Application of core-shell magnetic metal-organic framework in developing dispersive micro solid phase extraction combined with dispersive liquid-liquid microextraction for the extraction and enrichment of some pesticides in orange blossom, Aloysia Citrodora, and fennel herbal infusions

This paper introduces an innovative technique for extracting pesticides from herbal infusions using a core-shell magnetic adsorbent (i.e., Cu-BTC@Fe₃O₄) where achieving a notable enrichment factor for the target pesticides by coupling with a dispersive liquid-liquid microextraction method. To validate the successful synthesis of the adsorbent, a range of analytical techniques were utilized including vibrating sample magnetometer, scanning electron microscopy, transmission electron microscopy, Fourier transform infrared spectroscopy, X-ray diffraction, energy dispersive X-ray, and Brunauer-Emmett-Teller analyses. A vortex agitation and an external magnetic field were used during the extraction process to aid the analytes' desorption and adsorbent separation, respectively.
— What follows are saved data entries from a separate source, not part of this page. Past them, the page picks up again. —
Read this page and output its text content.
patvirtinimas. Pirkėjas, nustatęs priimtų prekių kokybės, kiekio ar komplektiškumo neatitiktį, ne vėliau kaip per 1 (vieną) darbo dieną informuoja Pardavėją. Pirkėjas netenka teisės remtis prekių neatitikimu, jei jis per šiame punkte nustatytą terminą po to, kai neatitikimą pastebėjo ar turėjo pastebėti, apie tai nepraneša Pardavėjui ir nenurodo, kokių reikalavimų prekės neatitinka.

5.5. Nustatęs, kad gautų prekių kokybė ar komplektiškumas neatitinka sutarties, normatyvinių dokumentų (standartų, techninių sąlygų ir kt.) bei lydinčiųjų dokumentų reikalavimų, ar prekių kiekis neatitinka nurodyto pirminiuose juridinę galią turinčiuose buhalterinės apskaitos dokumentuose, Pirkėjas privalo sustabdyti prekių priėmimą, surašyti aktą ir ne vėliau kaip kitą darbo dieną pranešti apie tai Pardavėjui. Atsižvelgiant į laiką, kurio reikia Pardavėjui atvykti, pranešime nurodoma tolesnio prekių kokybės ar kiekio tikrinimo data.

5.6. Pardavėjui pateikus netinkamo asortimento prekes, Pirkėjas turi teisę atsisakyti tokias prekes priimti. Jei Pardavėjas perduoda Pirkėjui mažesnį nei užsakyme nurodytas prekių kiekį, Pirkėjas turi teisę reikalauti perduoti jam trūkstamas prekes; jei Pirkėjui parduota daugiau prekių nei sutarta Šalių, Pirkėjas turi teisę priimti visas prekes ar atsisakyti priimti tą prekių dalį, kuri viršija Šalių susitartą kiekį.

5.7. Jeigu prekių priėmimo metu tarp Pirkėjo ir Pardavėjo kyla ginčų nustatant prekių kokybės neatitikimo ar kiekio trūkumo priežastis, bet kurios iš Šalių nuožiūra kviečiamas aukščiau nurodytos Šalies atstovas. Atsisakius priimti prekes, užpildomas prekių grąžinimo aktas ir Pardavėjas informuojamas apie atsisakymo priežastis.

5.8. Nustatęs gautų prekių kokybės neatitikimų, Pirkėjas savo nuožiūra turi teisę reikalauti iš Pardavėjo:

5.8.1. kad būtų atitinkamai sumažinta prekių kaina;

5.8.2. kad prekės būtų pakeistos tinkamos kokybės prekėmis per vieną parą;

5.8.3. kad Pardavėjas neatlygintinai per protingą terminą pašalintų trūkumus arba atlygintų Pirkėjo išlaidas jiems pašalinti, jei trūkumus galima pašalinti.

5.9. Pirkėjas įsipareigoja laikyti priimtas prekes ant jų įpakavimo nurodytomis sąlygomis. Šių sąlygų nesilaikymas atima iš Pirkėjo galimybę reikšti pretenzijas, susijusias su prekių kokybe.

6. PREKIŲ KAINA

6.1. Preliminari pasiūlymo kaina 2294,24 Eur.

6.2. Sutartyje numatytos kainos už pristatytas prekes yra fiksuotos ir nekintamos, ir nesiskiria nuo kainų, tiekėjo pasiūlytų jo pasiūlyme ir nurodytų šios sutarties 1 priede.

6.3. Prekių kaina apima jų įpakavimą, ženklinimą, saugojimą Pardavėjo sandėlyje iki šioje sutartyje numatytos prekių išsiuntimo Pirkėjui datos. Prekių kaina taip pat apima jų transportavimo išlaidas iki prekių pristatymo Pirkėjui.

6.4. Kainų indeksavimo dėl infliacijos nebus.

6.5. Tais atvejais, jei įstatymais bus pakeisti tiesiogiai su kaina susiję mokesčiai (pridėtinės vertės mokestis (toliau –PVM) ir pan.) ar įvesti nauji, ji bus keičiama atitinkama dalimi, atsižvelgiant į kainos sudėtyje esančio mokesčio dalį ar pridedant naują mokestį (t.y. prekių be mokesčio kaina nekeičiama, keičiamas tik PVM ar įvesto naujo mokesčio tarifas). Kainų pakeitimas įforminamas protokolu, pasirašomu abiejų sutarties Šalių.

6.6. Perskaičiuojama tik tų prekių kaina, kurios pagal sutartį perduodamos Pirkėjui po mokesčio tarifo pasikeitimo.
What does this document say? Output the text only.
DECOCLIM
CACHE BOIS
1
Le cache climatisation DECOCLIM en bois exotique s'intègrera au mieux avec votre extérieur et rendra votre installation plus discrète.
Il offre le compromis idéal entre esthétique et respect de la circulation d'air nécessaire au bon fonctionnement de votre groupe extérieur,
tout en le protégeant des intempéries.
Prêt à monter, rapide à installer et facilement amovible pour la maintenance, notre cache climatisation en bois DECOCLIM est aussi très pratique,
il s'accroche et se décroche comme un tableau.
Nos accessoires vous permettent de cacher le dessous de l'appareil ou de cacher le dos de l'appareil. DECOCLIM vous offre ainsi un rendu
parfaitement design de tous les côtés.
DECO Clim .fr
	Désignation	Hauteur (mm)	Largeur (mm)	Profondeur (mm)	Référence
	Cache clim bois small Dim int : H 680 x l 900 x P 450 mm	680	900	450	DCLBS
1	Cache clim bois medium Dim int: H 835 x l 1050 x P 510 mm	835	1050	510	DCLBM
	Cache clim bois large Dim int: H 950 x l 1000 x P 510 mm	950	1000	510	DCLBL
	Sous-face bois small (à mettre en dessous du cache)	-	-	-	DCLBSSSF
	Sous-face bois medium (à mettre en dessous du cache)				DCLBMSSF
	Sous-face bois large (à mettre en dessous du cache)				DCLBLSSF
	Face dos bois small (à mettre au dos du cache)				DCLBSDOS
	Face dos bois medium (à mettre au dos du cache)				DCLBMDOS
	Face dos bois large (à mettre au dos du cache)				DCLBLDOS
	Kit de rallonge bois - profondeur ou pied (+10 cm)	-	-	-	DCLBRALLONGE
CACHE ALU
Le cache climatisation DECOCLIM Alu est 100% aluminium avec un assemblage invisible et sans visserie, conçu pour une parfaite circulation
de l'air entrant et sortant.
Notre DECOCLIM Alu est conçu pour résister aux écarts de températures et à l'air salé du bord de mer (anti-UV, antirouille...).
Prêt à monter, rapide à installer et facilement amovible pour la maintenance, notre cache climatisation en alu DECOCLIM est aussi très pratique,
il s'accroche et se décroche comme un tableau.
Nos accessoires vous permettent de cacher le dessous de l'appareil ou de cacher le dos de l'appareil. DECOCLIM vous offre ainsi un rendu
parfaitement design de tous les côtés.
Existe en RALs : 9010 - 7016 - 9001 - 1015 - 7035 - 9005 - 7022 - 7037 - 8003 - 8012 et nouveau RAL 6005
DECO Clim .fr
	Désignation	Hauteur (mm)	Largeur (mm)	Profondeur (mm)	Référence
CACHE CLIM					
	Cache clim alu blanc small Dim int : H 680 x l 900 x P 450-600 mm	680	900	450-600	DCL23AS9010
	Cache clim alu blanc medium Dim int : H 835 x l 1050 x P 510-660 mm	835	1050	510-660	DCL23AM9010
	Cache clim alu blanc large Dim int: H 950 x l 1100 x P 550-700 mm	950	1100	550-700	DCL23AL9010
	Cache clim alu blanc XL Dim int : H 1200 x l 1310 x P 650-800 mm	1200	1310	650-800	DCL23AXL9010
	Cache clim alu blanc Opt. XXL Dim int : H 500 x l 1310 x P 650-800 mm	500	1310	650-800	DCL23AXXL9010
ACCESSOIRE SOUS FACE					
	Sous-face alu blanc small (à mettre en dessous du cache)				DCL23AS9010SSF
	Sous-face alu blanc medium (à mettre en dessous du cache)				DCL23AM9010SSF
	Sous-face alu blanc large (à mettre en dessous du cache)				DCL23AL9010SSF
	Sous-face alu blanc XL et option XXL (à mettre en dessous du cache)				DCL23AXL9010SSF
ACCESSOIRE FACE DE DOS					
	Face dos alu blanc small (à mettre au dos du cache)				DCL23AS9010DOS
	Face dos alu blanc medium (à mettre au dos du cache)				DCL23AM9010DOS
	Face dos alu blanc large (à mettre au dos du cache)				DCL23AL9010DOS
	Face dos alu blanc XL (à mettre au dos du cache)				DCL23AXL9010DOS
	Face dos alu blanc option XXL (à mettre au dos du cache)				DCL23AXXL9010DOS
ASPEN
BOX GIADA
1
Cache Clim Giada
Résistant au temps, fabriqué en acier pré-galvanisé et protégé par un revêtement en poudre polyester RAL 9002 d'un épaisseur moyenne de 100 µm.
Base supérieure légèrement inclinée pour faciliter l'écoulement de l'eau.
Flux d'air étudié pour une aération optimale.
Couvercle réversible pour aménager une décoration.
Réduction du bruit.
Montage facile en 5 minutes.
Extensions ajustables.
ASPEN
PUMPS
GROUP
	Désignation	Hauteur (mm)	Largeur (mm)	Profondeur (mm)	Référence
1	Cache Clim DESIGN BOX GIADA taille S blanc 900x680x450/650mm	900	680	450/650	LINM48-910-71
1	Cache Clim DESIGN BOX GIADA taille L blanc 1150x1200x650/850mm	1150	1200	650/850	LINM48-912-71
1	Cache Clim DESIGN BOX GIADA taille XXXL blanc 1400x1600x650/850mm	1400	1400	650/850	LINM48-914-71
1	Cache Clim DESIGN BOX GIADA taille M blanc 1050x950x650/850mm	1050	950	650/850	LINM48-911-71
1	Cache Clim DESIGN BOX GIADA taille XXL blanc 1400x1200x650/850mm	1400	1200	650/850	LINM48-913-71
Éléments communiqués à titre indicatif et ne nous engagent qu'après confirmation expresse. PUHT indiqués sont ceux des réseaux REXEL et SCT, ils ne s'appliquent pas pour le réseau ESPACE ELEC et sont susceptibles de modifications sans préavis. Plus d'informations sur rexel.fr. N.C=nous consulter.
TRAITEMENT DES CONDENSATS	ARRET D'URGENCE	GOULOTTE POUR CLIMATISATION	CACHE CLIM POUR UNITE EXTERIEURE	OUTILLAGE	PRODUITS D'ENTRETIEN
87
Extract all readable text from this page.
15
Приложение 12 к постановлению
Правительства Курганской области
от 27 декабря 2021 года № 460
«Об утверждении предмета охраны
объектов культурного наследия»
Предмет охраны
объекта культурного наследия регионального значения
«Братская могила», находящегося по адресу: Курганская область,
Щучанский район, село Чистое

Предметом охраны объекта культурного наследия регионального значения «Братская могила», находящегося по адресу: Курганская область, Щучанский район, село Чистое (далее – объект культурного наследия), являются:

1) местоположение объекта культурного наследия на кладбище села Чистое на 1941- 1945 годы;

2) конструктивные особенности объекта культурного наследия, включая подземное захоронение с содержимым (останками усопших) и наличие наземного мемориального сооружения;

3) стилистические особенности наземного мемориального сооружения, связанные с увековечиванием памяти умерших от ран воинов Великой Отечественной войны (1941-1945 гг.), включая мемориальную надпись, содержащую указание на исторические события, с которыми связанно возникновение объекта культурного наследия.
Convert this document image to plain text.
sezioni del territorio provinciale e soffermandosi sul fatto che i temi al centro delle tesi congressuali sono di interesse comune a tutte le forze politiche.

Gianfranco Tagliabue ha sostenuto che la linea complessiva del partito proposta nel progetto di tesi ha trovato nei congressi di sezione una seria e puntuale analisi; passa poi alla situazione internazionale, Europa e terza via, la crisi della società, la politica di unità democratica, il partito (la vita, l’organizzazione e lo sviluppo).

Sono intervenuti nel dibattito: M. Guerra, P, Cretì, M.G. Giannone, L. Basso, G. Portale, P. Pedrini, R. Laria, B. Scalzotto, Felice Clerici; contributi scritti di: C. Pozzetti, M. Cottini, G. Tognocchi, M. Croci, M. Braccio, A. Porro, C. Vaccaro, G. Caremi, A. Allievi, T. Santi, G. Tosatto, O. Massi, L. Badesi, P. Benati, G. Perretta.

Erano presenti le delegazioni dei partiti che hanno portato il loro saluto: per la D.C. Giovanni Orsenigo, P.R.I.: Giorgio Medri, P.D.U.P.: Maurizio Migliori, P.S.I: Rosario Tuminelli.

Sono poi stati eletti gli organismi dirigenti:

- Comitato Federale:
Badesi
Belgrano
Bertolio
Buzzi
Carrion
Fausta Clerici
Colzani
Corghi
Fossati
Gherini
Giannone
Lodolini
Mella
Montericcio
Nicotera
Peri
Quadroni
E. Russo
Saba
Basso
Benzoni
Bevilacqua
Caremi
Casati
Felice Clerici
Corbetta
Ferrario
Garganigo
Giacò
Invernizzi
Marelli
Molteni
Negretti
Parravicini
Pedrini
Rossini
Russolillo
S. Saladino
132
Also, a mixture of iso-propanol and deionized water was used to desorb the analytes from the adsorbent surface. The resulting supernatant containing the desorbed pesticides was mixed with 1,2-dibromoethane as the extraction solvent and then injected into an aqueous medium. After centrifugation, 1 μL of the sedimented phase was introduced into the gas chromatograph system equipped with a flame ionization detector. The reliability of the proposed methodology was confirmed by obtaining low relative standard deviations (1.0–8.5 %), acceptable extraction recoveries (39–93 %), substantial enrichment factors (195–475), calibration curve linearity (r²=0.993–0.998), and significantly low limits of quantification (0.34–3.0 μg L⁻¹) and detection (1.1–9.9 μg L⁻¹). Absence of matrix effects with relative recovery values of 80–120 % for real samples, minimal use of the adsorbent and extraction solvent, a reduction in extraction time due to the elimination of two centrifugation steps (facilitated by an external magnetic field), and the use of environmentally friendly solvents collectively highlight the advantages and significant values of this approach.